Monitoring post-fire recovery of various vegetation biomes using multi-wavelength satellite remote sensing

Anthropogenic climate change is now considered to be one of the main factors causing an increase in both the frequency and severity of wildfires. These fires are prone to release substantial quantities of CO2 into the atmosphere and to endanger natural ecosystems and biodiversity. Depending on the ecosystem and climate regime, fires have distinct triggering factors and impacts.

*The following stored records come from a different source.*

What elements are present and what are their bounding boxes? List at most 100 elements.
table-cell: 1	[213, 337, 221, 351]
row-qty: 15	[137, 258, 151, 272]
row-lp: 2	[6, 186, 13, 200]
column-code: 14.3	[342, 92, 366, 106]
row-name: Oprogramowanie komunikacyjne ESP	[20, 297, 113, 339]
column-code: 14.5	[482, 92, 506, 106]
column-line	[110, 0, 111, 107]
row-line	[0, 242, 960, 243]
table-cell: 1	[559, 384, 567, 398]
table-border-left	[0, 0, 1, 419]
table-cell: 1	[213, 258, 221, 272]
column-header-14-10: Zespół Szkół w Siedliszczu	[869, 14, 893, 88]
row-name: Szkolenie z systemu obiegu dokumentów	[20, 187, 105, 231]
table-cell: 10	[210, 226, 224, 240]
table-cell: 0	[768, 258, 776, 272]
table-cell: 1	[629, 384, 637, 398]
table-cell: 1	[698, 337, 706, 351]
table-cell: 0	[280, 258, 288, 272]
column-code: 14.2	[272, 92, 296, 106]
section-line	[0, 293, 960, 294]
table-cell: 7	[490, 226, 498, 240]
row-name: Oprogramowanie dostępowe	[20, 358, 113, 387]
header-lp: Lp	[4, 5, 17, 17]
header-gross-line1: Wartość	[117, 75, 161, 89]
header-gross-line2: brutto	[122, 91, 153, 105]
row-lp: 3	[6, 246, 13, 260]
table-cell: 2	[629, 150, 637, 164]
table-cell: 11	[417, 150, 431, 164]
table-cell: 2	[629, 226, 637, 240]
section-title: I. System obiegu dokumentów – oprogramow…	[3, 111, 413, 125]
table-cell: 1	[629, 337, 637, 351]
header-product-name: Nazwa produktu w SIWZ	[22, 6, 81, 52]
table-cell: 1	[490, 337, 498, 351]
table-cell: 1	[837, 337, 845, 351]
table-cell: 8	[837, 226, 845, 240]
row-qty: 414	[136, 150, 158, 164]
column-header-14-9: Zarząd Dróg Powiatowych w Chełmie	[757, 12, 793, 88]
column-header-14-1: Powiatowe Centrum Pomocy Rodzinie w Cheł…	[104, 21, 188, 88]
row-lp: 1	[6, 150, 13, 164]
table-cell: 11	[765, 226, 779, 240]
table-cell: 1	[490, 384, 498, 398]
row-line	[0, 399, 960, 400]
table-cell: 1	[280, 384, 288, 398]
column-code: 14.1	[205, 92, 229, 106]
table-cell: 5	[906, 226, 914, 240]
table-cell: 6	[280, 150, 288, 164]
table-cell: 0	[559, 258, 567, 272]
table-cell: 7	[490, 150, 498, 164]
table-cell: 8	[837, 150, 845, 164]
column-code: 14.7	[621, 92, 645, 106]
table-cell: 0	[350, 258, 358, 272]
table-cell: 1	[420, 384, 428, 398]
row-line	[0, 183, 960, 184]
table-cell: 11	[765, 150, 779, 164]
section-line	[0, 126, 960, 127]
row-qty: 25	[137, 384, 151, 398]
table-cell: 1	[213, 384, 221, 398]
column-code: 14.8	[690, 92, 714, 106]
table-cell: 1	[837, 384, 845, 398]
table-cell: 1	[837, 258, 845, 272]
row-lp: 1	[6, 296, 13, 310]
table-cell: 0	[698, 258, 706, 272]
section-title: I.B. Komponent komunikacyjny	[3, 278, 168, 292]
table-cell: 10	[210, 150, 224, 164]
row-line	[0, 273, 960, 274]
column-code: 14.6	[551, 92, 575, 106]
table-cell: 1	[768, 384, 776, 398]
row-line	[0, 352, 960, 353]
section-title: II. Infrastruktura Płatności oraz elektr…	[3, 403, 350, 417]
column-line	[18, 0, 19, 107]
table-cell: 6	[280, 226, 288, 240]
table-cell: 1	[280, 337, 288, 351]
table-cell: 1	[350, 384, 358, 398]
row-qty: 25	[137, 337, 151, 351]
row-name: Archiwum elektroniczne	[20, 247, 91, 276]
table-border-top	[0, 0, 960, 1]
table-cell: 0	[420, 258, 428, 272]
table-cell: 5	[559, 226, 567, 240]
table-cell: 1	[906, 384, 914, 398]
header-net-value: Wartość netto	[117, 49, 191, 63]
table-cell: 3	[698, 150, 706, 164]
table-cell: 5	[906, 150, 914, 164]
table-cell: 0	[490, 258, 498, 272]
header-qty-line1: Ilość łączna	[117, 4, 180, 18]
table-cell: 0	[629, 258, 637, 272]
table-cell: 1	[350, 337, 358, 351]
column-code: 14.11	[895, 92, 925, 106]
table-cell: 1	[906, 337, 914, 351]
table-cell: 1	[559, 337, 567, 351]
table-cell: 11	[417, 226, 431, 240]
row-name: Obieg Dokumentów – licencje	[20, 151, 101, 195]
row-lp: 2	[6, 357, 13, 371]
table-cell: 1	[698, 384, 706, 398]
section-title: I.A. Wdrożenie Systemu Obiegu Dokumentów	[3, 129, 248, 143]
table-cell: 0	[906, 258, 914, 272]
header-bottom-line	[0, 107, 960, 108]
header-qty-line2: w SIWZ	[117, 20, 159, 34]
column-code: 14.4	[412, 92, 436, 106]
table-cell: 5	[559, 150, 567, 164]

To better analyse this phenomenon, we investigated post-fire vegetation anomalies over different biomes, from 2012 to 2020. The study was performed using several remotely sensed quantities ranging from visible-infrared vegetation indices (the enhanced vegetation index (EVI)) to vegetation opacities obtained at several passive-microwave wavelengths (X-band, C-band, and L-band vegetation optical depth (X-VOD, C-VOD, and L-VOD)), ranging from 2 to 20 cm. It was found that C- and X-VOD are mostly sensitive to fire impact on low-vegetation areas (grass and shrublands) or on tree leaves, while L-VOD depicts the fire impact on tree trunks and branches better. As a consequence, L-VOD is probably a better way of assessing fire impact on biomass. The study shows that L-VOD can be used to monitor fire-affected areas as well as post-fire recovery, especially over densely vegetated areas.